The day’s rhythm carried them to evening. Songs rose to keep breath steady in tight places. Names were counted—hatchlings new, elders gone to the tide—because numbers could tame grief, if only a little.
Kep fought sleep until he lost. Jed tucked an old net under the boy so he wouldn’t roll off the shelf, brushing a knuckle along his brow. The child’s tail flicked once and went still.
Yarra hefted three nets across her back. “If the tide is kind—”
“—it never is,” Jed finished.
“Then we’ll be kinder.”
They started up the south shaft, hands finding old holds in the stone. The air thinned, cooled. Salt came sharp. Another smell drifted with it—smoke, but wrong.
Jed paused, nostrils flaring. Not kitchen smoke. Not sea-coal. Something harsher.
Yarra’s frill twitched. “Could be a fish fire,” she said quietly. “Could be someone foolish with kindling.”
Jed’s hackles prickled. “Could be dogs.”
They held each other’s gaze for a moment, both knowing the rules of their life: don’t borrow trouble, but don’t ignore it either.
Far above, the faintest echo reached them—a sound out of place in the breathing rock. A bark. Short, sharp, answered by another.
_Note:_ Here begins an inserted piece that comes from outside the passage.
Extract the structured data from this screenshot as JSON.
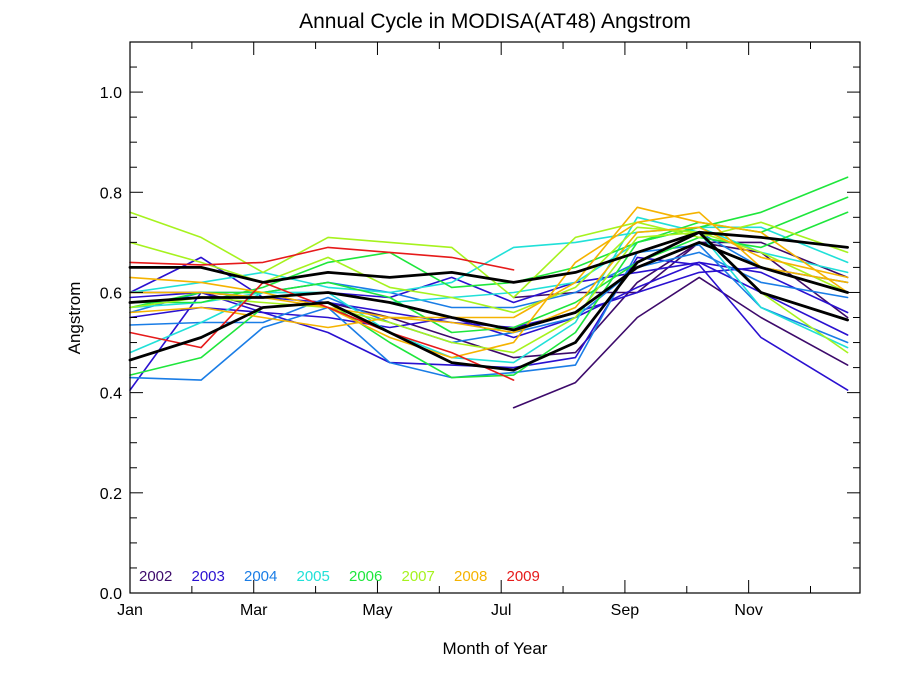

Jed’s hand found Yarra’s wrist. She didn’t tremble. “Back,” she said, steady.
This is a cracking read with a wonderfully built world and an admirable main protagonist. The fact that Jed is small, has scales and generally lives underground is immaterial. It starts in his warren home, far beneath the seabed level near to the fishing town of Grayhaven, where he is making a slipper for his son, Kep, and we realise in short order that Jed has scales. a tail and a muzzle and learn that he is a kobold. However, he is clearly a loving father and a craftsman working with thread, while his wife Yarra plaits net twine at the mouth of the rock niche where he works. They are clearly a loving family so the attack they suffer when men and dogs invade the warren is all the more horrific. Although their guards have spears and crossbows they are no match for the much larger humans and the smoke from the fires they have set, and Jed’s family and community are slaughtered. Jed survives by accident and vows revenge.
The plot is simple – Jed goes to Grayhaven to find the man who led the attack on his home, discovering he is the head of the Blackenguard mercenaries, and sets out to kill him. In the process he has to find shelter and is eventually befriended by a fish seller, Mara, and an elderly seaman, Brann. These two characters are skilfully delineated, such that initially you are not sure if Mara will accept Jed or not (he is often referred to as a rat) although Brann is clearly a more open-hearted type. The dialogue is crisp to the point of enigmatic and the descriptions of the town vivid and atmospheric - of dark alleys, of lanterns, of fishers with split knuckles and sea-worn boots, of the Watch which Jed must avoid.
But it is the prose that signals the difference between this book and other revenge novels. The sentences are almost all extremely short, speeding up the narrative, and containing only the vital information, but couched in highly evocative language. 'Scars twisted the Blackenguard's cheek .... His cloak would stink of men like him. Of fire. Of a scream Jed could not stop hearing. Mara’s gaze slid across him once – sharp and suspicious - then moved on.’
This is a short, sharp book written in exciting prose and with a gripping narrative. Well worth your attention.